Canadian clothing retailer Northern Group Retail implemented a PO solution from ProfitLogic in 2002, embarking on a remarkably tight, 13-week implementation schedule so that it could have the product in place for the holiday season, which accounts for 40% of its annual sales. The company’s CFO, Michael Stanek, says the software, which monitors sales data and inventory levels from Northern Group’s 278 stores and performs historical comparisons, helped the company move from uniform chain-wide pricing and discount strategies to an approach more attuned to regional needs, weather patterns and other trends. As a pilot test of the software, the company offered discounts across the country and didn’t mark down prices at all in some cases. “We saw we didn’t need to be so aggressive in marking down in some areas,” he says. “We are now managing markdown dollars and generating as much gross margin as we can in certain regions. We are not leaving any nickels on the table.”

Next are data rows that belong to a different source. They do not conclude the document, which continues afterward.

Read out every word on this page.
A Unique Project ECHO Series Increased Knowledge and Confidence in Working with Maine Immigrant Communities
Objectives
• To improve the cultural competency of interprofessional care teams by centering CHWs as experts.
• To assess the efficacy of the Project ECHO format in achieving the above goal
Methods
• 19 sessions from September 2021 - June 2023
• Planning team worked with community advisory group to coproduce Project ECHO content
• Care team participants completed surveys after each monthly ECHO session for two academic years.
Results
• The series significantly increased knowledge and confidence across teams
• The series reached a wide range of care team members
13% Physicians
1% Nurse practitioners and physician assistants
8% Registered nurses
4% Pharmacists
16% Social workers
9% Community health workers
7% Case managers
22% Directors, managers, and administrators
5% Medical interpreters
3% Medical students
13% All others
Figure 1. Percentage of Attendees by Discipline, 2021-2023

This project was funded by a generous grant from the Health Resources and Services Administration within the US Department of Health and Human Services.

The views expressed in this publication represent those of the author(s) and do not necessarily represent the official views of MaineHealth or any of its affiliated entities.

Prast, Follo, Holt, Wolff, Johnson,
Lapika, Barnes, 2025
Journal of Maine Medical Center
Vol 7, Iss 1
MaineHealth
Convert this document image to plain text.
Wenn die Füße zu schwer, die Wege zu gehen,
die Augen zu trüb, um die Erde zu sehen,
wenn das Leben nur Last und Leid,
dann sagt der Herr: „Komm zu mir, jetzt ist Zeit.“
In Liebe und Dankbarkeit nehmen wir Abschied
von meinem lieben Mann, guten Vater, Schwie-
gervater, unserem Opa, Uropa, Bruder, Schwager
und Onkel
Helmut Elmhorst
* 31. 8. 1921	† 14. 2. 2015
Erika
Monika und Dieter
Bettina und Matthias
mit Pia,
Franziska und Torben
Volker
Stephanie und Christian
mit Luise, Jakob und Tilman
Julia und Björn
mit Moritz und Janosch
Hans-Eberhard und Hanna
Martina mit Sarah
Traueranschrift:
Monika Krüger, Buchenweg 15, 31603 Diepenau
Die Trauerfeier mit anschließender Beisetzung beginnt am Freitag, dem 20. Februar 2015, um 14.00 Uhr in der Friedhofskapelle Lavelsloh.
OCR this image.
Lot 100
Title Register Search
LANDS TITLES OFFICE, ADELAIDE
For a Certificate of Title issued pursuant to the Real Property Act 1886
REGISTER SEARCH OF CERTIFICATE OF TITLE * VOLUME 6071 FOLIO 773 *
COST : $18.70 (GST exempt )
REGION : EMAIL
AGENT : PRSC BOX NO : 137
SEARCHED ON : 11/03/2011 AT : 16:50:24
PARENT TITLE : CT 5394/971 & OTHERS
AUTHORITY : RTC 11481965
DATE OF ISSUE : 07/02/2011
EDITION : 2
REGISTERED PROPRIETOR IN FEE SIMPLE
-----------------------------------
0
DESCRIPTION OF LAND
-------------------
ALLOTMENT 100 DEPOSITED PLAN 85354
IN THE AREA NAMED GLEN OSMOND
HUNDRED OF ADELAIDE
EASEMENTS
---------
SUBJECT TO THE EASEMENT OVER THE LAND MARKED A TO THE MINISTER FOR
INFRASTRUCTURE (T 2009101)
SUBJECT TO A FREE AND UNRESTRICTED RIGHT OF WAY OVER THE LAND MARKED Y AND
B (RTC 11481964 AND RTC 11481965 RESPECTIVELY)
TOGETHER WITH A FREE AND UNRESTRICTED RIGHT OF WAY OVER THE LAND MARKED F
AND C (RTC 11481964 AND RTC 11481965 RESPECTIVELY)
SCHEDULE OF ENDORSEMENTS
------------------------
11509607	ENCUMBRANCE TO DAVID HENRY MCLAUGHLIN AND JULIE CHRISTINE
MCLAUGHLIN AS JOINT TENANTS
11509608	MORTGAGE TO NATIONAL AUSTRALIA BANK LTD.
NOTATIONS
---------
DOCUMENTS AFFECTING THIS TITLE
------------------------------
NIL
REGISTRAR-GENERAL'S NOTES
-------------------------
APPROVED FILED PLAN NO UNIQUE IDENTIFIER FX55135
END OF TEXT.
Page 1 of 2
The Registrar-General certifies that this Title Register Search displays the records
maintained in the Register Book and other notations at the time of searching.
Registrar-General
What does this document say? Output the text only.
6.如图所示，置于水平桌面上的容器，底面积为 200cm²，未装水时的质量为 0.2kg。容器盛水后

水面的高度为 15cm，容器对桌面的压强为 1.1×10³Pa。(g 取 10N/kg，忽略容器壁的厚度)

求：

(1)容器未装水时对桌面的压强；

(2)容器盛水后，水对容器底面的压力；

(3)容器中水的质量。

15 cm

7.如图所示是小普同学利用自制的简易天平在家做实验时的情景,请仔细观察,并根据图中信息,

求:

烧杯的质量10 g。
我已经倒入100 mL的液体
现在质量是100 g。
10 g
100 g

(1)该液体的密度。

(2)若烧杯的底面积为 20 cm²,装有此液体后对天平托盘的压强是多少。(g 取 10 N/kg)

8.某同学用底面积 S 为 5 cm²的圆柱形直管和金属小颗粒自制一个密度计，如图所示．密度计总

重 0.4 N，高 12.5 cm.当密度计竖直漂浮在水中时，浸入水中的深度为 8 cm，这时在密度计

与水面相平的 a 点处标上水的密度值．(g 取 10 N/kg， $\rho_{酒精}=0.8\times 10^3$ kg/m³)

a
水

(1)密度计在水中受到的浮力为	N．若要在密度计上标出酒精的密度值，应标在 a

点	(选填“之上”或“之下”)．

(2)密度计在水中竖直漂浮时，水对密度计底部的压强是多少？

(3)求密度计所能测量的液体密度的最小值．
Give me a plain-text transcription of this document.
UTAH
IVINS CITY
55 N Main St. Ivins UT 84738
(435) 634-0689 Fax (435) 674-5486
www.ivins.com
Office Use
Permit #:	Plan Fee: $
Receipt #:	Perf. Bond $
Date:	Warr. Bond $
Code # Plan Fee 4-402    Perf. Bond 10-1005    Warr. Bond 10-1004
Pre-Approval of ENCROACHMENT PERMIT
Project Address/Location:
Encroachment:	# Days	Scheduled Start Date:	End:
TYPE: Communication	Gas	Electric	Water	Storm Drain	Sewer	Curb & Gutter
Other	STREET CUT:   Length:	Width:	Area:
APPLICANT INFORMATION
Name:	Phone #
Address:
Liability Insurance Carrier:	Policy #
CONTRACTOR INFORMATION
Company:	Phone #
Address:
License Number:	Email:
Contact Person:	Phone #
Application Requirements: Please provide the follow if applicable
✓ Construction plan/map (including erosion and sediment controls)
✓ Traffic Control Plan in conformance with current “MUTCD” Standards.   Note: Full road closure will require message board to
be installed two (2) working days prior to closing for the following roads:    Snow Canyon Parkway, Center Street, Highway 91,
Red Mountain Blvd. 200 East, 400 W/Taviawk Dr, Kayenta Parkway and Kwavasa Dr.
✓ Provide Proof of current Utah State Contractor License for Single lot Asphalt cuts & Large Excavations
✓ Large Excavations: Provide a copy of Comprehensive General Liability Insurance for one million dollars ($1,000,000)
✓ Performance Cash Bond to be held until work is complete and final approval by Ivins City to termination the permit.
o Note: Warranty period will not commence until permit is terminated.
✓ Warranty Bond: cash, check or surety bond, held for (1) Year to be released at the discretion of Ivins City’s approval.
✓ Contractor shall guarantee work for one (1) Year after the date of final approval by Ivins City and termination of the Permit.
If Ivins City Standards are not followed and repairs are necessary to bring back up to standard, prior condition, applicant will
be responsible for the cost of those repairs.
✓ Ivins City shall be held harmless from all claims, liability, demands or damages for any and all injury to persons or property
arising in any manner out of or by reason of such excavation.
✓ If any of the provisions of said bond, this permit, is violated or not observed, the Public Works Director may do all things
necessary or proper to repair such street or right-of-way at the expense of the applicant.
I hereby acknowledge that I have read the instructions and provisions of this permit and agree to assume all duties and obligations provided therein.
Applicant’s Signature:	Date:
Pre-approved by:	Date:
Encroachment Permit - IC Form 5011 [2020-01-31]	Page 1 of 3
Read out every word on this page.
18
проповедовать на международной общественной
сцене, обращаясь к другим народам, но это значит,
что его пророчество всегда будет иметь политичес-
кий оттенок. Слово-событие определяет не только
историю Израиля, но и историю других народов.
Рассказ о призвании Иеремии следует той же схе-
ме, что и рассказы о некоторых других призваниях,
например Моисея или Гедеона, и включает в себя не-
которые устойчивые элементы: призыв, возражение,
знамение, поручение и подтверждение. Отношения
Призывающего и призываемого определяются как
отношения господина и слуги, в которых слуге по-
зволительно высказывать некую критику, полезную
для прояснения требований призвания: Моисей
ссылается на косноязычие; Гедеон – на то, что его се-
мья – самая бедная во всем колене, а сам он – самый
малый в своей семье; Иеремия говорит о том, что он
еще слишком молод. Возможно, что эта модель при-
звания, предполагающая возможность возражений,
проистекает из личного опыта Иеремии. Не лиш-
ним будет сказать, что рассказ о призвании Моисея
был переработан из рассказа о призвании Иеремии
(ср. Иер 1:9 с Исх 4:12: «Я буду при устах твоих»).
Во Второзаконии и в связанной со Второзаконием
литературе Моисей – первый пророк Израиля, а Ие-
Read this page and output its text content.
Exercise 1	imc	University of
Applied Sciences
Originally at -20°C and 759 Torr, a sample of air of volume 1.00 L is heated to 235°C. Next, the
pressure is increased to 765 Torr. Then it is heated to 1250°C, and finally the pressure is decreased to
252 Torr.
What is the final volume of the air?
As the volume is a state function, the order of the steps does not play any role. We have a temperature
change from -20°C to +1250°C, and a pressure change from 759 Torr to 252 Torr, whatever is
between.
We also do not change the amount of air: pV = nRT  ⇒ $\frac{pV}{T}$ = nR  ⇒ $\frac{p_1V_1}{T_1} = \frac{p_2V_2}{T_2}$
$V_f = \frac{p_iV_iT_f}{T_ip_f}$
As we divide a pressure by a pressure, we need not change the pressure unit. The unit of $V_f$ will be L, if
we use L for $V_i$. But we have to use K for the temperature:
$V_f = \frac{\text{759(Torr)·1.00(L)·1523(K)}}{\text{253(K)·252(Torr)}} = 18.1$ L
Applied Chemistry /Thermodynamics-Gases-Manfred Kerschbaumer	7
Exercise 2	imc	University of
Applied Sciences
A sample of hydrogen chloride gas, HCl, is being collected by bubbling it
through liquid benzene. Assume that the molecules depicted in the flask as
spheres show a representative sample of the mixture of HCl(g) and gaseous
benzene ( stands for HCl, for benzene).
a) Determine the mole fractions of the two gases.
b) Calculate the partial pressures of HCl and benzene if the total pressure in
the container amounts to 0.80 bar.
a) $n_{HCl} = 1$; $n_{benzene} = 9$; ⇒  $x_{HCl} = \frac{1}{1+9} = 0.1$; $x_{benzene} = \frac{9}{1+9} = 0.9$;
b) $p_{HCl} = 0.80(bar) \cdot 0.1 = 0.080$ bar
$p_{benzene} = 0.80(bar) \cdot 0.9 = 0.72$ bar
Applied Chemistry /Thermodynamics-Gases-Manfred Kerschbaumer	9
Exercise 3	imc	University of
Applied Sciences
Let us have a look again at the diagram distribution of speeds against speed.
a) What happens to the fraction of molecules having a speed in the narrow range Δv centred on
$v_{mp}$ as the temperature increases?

Even with the rapid advancement in software and hardware, price optimization remains an inexact science. Various applications are likely to churn out different results. Why? Because PO programs are driven by proprietary forecasting engines. These engines are based on sophisticated mathematical algorithms originally developed for scientific research and military planning. "It's almost like rocket science," says Kosin Huang, a senior business applications and commerce analyst at The Yankee Group, a technology research and consulting firm. "It's like the secret sauce that's behind the whole thing."

For her part, Rosenblum says potential customers shouldn't be overly concerned about finding exactly the right software. "Wherever [the programs] have been put into use," she asserts, "they have proven results."

Maybe so, but better pricing doesn't come cheap. PO vendors, which clearly use their own software, have affixed some pretty high price tags to their products. Analysts say license fees for the software range from $300,000 to $1 million. Rosenblum says vendors can charge nosebleed prices, however, "because the return on investment is so high."

To gain, some pain
The big obstacle facing any firm trying to implement PO software, according to CFOs, vendors and analysts, is the cultural resistance from those at the front lines—salespeople, pricing managers and department heads—who have been making pricing decisions on their own, largely based on spreadsheet data and gut instinct. Many of these people feel threatened by software that tries to tell them what to do.

“[Cultural issues] represent one of the single greatest obstacles to rapid market adoption,” says Tim Manning, vice president of marketing at Arizona-based KhiMetrics. “You have a new technology that, while proven, makes you no longer reliant on the ‘art’ of pricing.”

The best way to increase user buy-in is to position PO technology as an enhancement rather than a replacement for individual expertise, according to Scott Langdoc of Boston-based consultancy AMR Research. “Instead of ‘price optimisation,’ it should be looked at as ‘price recommendation,’ complementing the experience of the people who are using it,” he says. “Adoption will increase when users are comfortable that they can combine their pricing strategy with recommendations from the software and then deploy prices that are defended by strong analytics.” One other factor will help, he adds: increased profit margins, which have a way of turning sceptics into fans.

The optimal optimiser
Price-optimisation software products are often tailored to specific needs, which can include:

  • Pricing new products
  • Pricing inventory for clearance, promotions or incentives
  • Setting price lists for families or bundles of products
  • Establishing contract pricing
  • Designing what-if strategies for a number of circumstances

While many vendors play well in more than one category, analysts say none addresses them all effectively. Shop carefully.